En el nuevo escenario, el de su sobrevivencia  a los bombardeos de La Moneda y la derrota sin resistencia, Allende busca conseguir el mayor efecto político.  Descarta el exilio y prepara la respuesta más adecuada, que debe ser la mejor expresión de sus ideales y también producir el mayor daño a aquel que ejecutó la tragedia de Chile. Ese es el gesto del suicidio. Aquel acto salpica a Pinochet para siempre con la sangre de Allende. Esa fue su primera marca, huella indeleble.

En el mismo momento de triunfar, Pinochet empieza a caminar hacia donde terminará, como un soldado sin honor, que huye de su responsabilidad, que sobrevive a base de trucos legales. Otra hubiera sido su suerte sin no se hubiera embarcado desde el principio en la máxima crueldad, si hubiese aplacado las fuerzas oscuras que lo condujeron a bombardear la Moneda y a forzar el suicidio de Allende, a dejarlo sin opciones dignas.

Con la muerte de Allende, Pinochet quedará para siempre manchado. Triunfador, pues modeló la sociedad chilena de hoy, no podrá jamás tener el sitial de héroe, porque héroe puede ser Agamenón, pero no Egisto.

¿Por qué Pinochet actuó así? Porque necesitaba de un poder propio, que no proviniera del “padre”, de quien lo invistió como jefe. Ese impulso inconsciente e incontrolado lo condujo a un error de cálculo: temer más a Allende vivo que a Allende muerto.
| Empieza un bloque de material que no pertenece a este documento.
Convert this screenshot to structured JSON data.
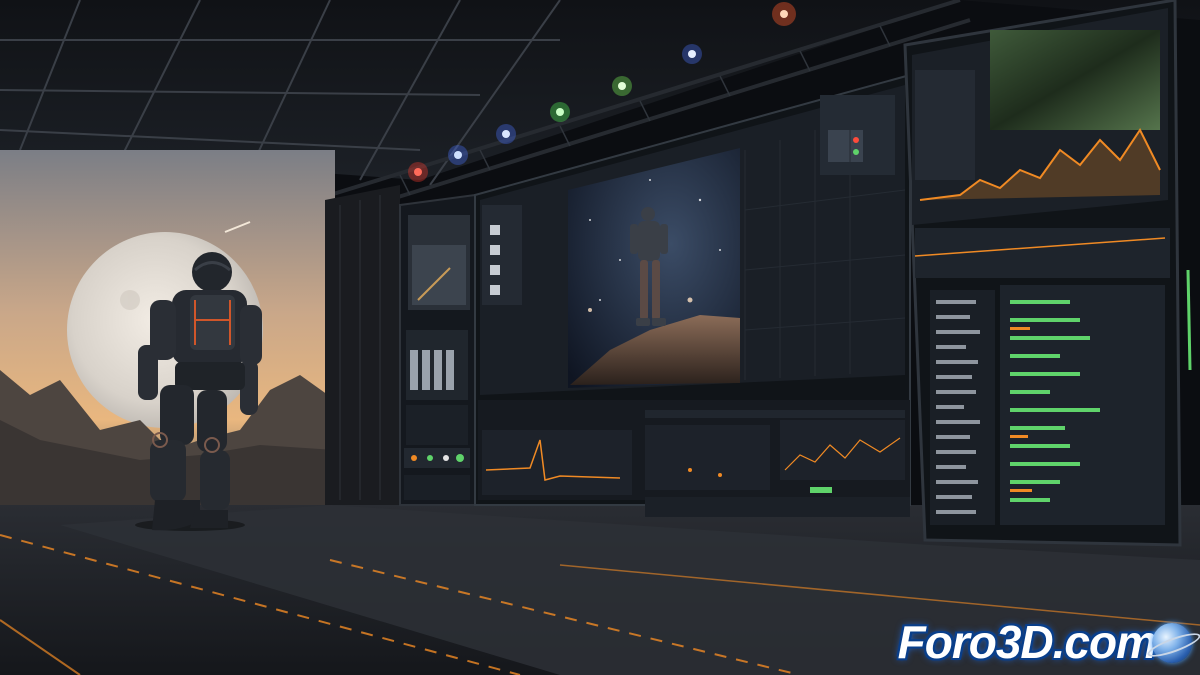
{
  "watermark": {
    "text": "Foro3D.com"
  },
  "scene": {
    "description_icons": [
      "moon",
      "astronaut",
      "mountain",
      "stage-light",
      "monitor-wall"
    ],
    "colors": {
      "sky_warm": "#e7b98a",
      "sky_cool": "#6f7a8a",
      "floor": "#23262b",
      "screen_bg": "#15191f",
      "accent_orange": "#f08a24",
      "accent_green": "#5fd36a",
      "brand_blue": "#1e6ff0"
    }
  }
}
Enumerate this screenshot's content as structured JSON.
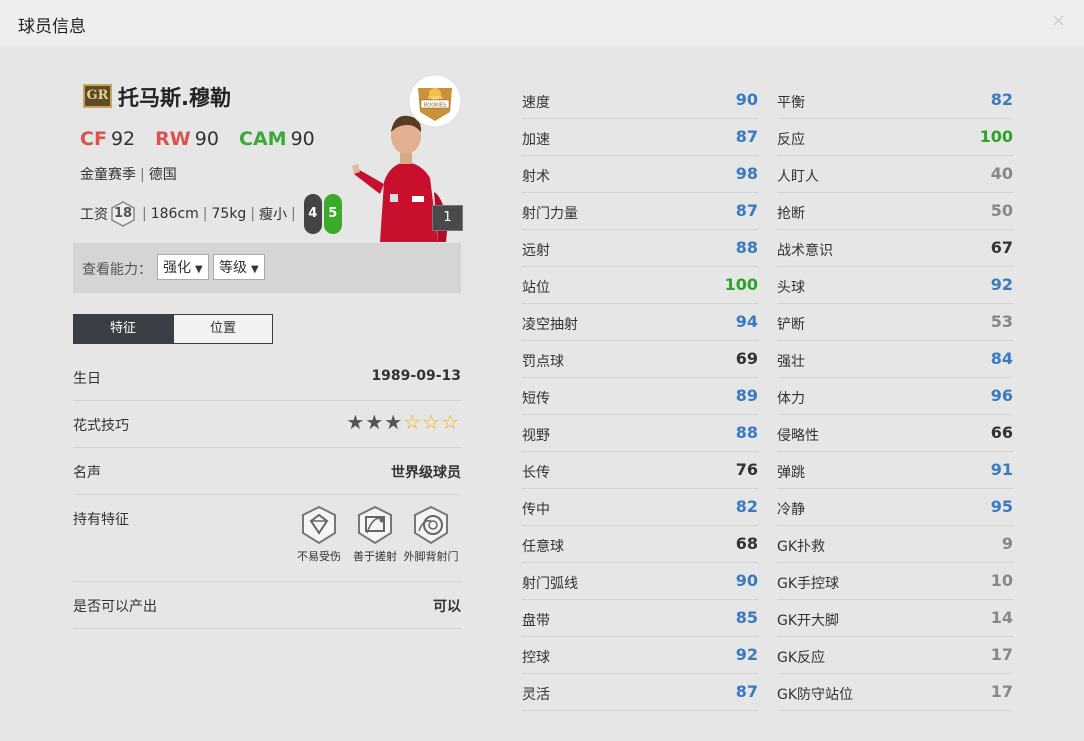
{
  "window": {
    "title": "球员信息",
    "close_glyph": "×"
  },
  "player": {
    "season_badge": "GR",
    "name": "托马斯.穆勒",
    "positions": [
      {
        "pos": "CF",
        "value": "92",
        "color": "#d9534f"
      },
      {
        "pos": "RW",
        "value": "90",
        "color": "#d9534f"
      },
      {
        "pos": "CAM",
        "value": "90",
        "color": "#3aa83a"
      }
    ],
    "season": "金童赛季",
    "nation": "德国",
    "wage_label": "工资",
    "wage": "18",
    "height": "186cm",
    "weight": "75kg",
    "build": "瘦小",
    "weak_foot": "4",
    "strong_foot": "5",
    "card_badge": "1",
    "rookies_badge_text": [
      "GOLDEN",
      "ROOKIES"
    ]
  },
  "filter": {
    "label": "查看能力：",
    "select1": "强化",
    "select2": "等级"
  },
  "tabs": {
    "features": "特征",
    "position": "位置"
  },
  "details": {
    "birthday_label": "生日",
    "birthday": "1989-09-13",
    "skill_label": "花式技巧",
    "skill_stars": 3,
    "fame_label": "名声",
    "fame": "世界级球员",
    "traits_label": "持有特征",
    "traits": [
      "不易受伤",
      "善于搓射",
      "外脚背射门"
    ],
    "output_label": "是否可以产出",
    "output": "可以"
  },
  "stats_left": [
    {
      "name": "速度",
      "value": "90",
      "color": "blue"
    },
    {
      "name": "加速",
      "value": "87",
      "color": "blue"
    },
    {
      "name": "射术",
      "value": "98",
      "color": "blue"
    },
    {
      "name": "射门力量",
      "value": "87",
      "color": "blue"
    },
    {
      "name": "远射",
      "value": "88",
      "color": "blue"
    },
    {
      "name": "站位",
      "value": "100",
      "color": "green"
    },
    {
      "name": "凌空抽射",
      "value": "94",
      "color": "blue"
    },
    {
      "name": "罚点球",
      "value": "69",
      "color": "dark"
    },
    {
      "name": "短传",
      "value": "89",
      "color": "blue"
    },
    {
      "name": "视野",
      "value": "88",
      "color": "blue"
    },
    {
      "name": "长传",
      "value": "76",
      "color": "dark"
    },
    {
      "name": "传中",
      "value": "82",
      "color": "blue"
    },
    {
      "name": "任意球",
      "value": "68",
      "color": "dark"
    },
    {
      "name": "射门弧线",
      "value": "90",
      "color": "blue"
    },
    {
      "name": "盘带",
      "value": "85",
      "color": "blue"
    },
    {
      "name": "控球",
      "value": "92",
      "color": "blue"
    },
    {
      "name": "灵活",
      "value": "87",
      "color": "blue"
    }
  ],
  "stats_right": [
    {
      "name": "平衡",
      "value": "82",
      "color": "blue"
    },
    {
      "name": "反应",
      "value": "100",
      "color": "green"
    },
    {
      "name": "人盯人",
      "value": "40",
      "color": "gray"
    },
    {
      "name": "抢断",
      "value": "50",
      "color": "gray"
    },
    {
      "name": "战术意识",
      "value": "67",
      "color": "dark"
    },
    {
      "name": "头球",
      "value": "92",
      "color": "blue"
    },
    {
      "name": "铲断",
      "value": "53",
      "color": "gray"
    },
    {
      "name": "强壮",
      "value": "84",
      "color": "blue"
    },
    {
      "name": "体力",
      "value": "96",
      "color": "blue"
    },
    {
      "name": "侵略性",
      "value": "66",
      "color": "dark"
    },
    {
      "name": "弹跳",
      "value": "91",
      "color": "blue"
    },
    {
      "name": "冷静",
      "value": "95",
      "color": "blue"
    },
    {
      "name": "GK扑救",
      "value": "9",
      "color": "gray"
    },
    {
      "name": "GK手控球",
      "value": "10",
      "color": "gray"
    },
    {
      "name": "GK开大脚",
      "value": "14",
      "color": "gray"
    },
    {
      "name": "GK反应",
      "value": "17",
      "color": "gray"
    },
    {
      "name": "GK防守站位",
      "value": "17",
      "color": "gray"
    }
  ]
}
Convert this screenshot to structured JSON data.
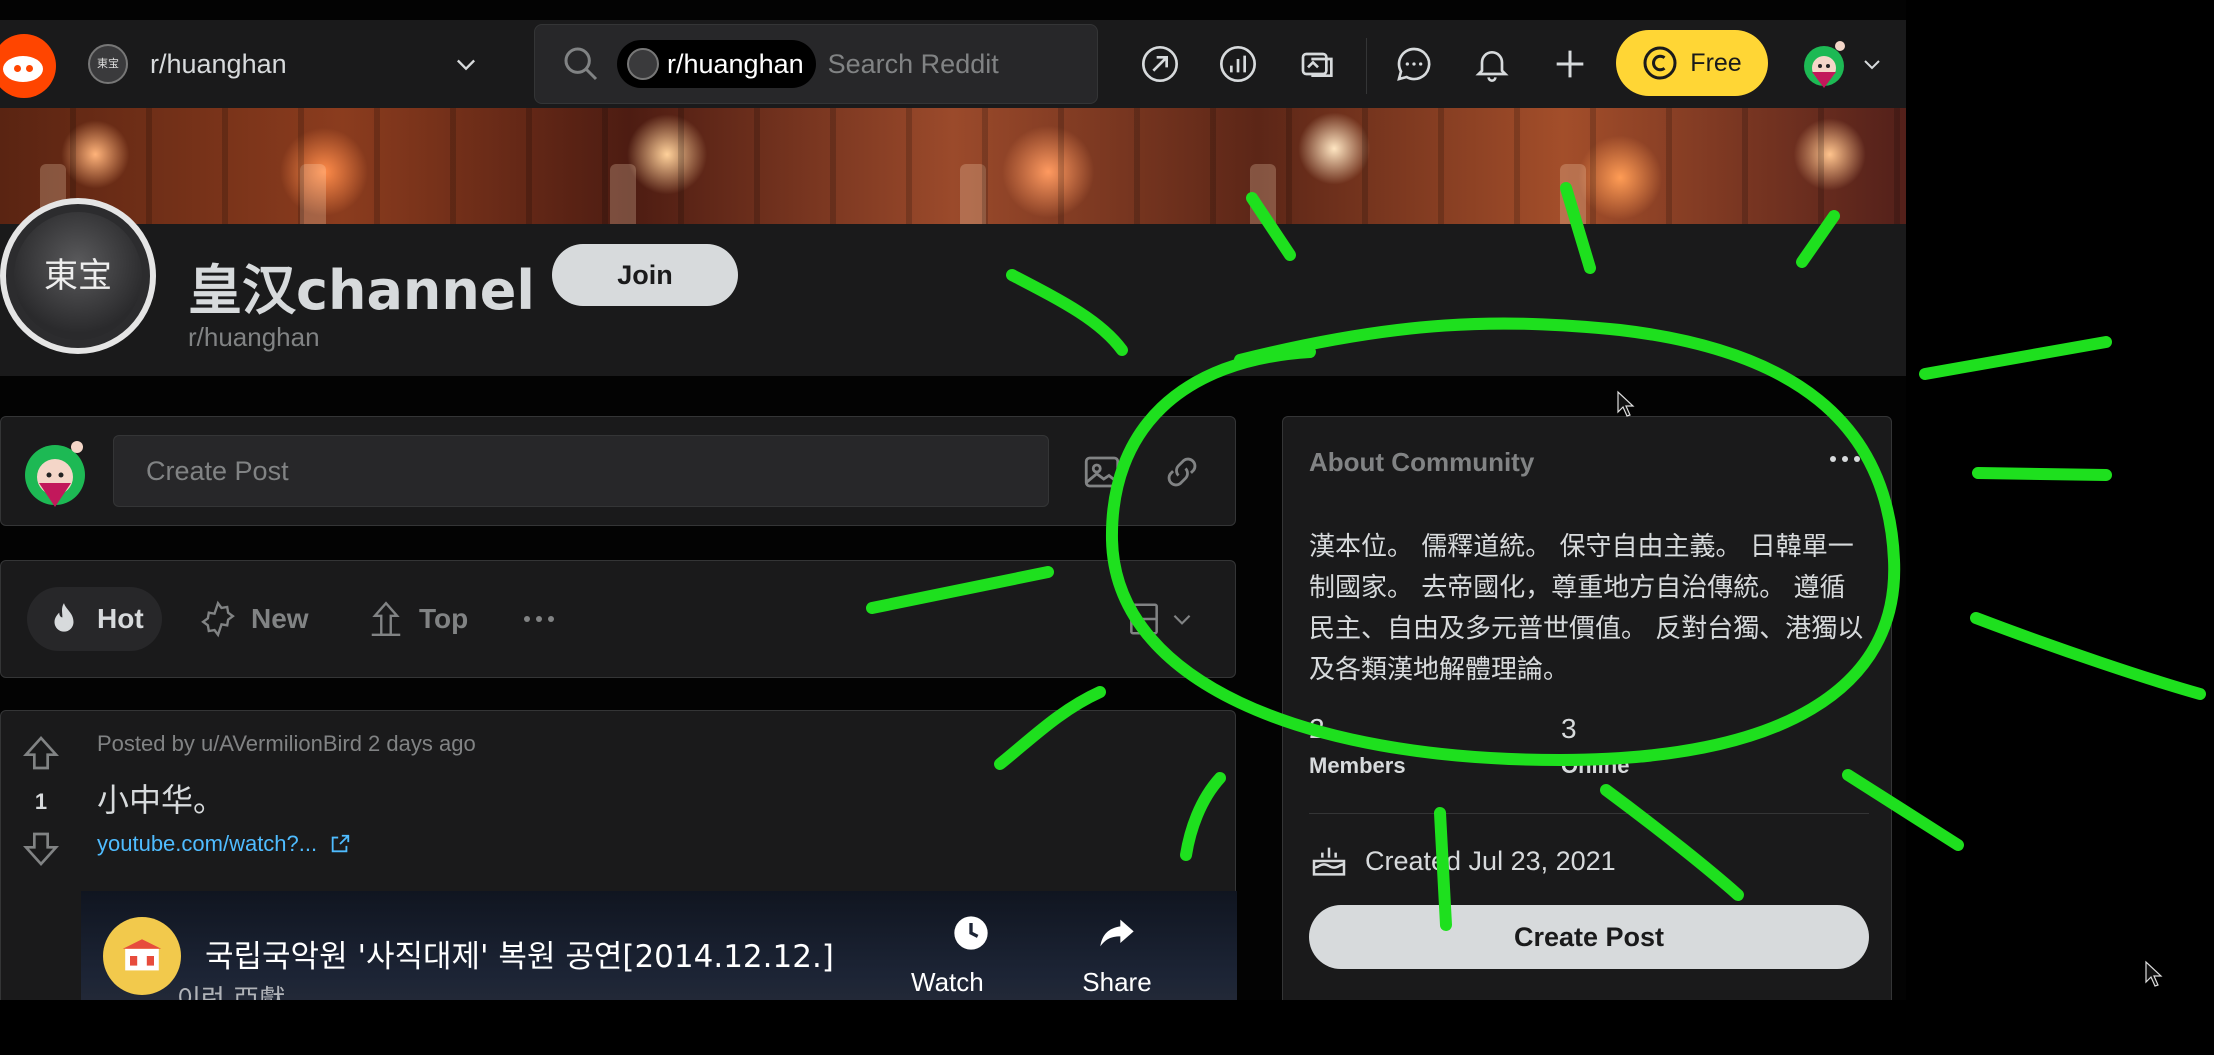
{
  "header": {
    "community_switcher_label": "r/huanghan",
    "search_chip_label": "r/huanghan",
    "search_placeholder": "Search Reddit",
    "free_label": "Free"
  },
  "community": {
    "icon_text": "東宝",
    "title": "皇汉channel",
    "name": "r/huanghan",
    "join_label": "Join"
  },
  "create_post": {
    "placeholder": "Create Post"
  },
  "sort": {
    "hot": "Hot",
    "new": "New",
    "top": "Top"
  },
  "post": {
    "meta": "Posted by u/AVermilionBird 2 days ago",
    "vote_count": "1",
    "title": "小中华。",
    "link_text": "youtube.com/watch?...",
    "video": {
      "title": "국립국악원 '사직대제' 복원 공연[2014.12.12.]",
      "watermark": "이런 亞獻",
      "watch_later": "Watch later",
      "share": "Share"
    }
  },
  "about": {
    "title": "About Community",
    "description": "漢本位。 儒釋道統。 保守自由主義。 日韓單一制國家。 去帝國化，尊重地方自治傳統。 遵循民主、自由及多元普世價值。 反對台獨、港獨以及各類漢地解體理論。",
    "members_count": "2",
    "members_label": "Members",
    "online_count": "3",
    "online_label": "Online",
    "created": "Created Jul 23, 2021",
    "create_post_label": "Create Post"
  },
  "colors": {
    "accent_orange": "#ff4500",
    "free_yellow": "#ffd635",
    "link_blue": "#4fbcff",
    "annotation_green": "#1ee01e"
  },
  "icons": [
    "reddit-logo-icon",
    "search-icon",
    "popular-icon",
    "stats-icon",
    "coins-icon",
    "chat-icon",
    "notification-icon",
    "plus-icon",
    "coin-icon",
    "image-icon",
    "link-icon",
    "hot-icon",
    "new-icon",
    "top-icon",
    "upvote-icon",
    "downvote-icon",
    "external-link-icon",
    "clock-icon",
    "share-icon",
    "cake-icon"
  ]
}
Ese parricidio simbólico ha sido para Pinochet la marca que Allende le impuso como su destino. Ni siquiera pudo matarlo, porque Allende fue quien eligió su muerte.

Como en el drama de Sartre (2), Pinochet ya está rodeado de moscas. Es por eso que sus discípulos y sus favorecidos reniegan de él ahora. Sus lugartenientes militares declara su repudio a las violaciones de los derechos humanos y a las exhumaciones ilegales de restos. Necesitan hacerlo para conservar la legitimidad del modelo. Quieren que olvidemos que lo creado es producto de la fuerza maquiavélica del poder sin trabas, de un terror a cuya cabeza estuvo Pinochet con ellos.

Allende perdió la primera batalla por un nuevo socialismo. Pero no es un fantasma agobiado. Es la bandera de una lucha a retomar. El socialismo del mañana serán todas las luchas por una profunda y radical democratización de la sociedad, en todas las esferas, incluida la de la economía.

Pero las revoluciones, esos momentos dramáticos en que una sociedad enfrenta el desafío de girar sobre sí misma, ¿pueden prescindir en forma total del maquiavelismo y la dureza del líder, cuyo papel es poner en evidencia la fuerza desatada del poder y la inconmovible energía y certeza que lo impulsa? 

– Este artículo fue publicado originalmente en LE MONDE DIPLOMATIQUE, de Santiago, Septiembre 2003. Transcripción y notas de H.H.B.

– El autor es sociólogo chileno, profesor de la Universidad ARCIS de Santiago, autor de un importante número de libros, entre los que se cuentan: “Democracia y socialismo en Chile”, Santiago, Ediciones FLACSO, 1984; “La forja de ilusiones: el sistema de partidos, 1932-1973”, Santiago, ARCIS/FLACSO, 1993; “Chile actual: Anatomía de un mito”, Santiago, ARCIS/LOM, 1997; “Conversación interrumpida con Allende”, Santiago, LOM Ediciones, 1998; “Socialismo del siglo XXI. La quinta vía”, Santiago, LOM Ediciones, 2000; “Fracturas. De Pedro Aguirre Cerda a Salvador Allende (1938-1973”, LOM Ediciones/Universidad ARCIS, 2006.                

Notas:

1. William Shakespeare, “Julio Cesar”, Acto III, Escena I, No. 77 
2. “Las Moscas”, la primera obra teatral de Jean Paul Sartre, escrita en 1943.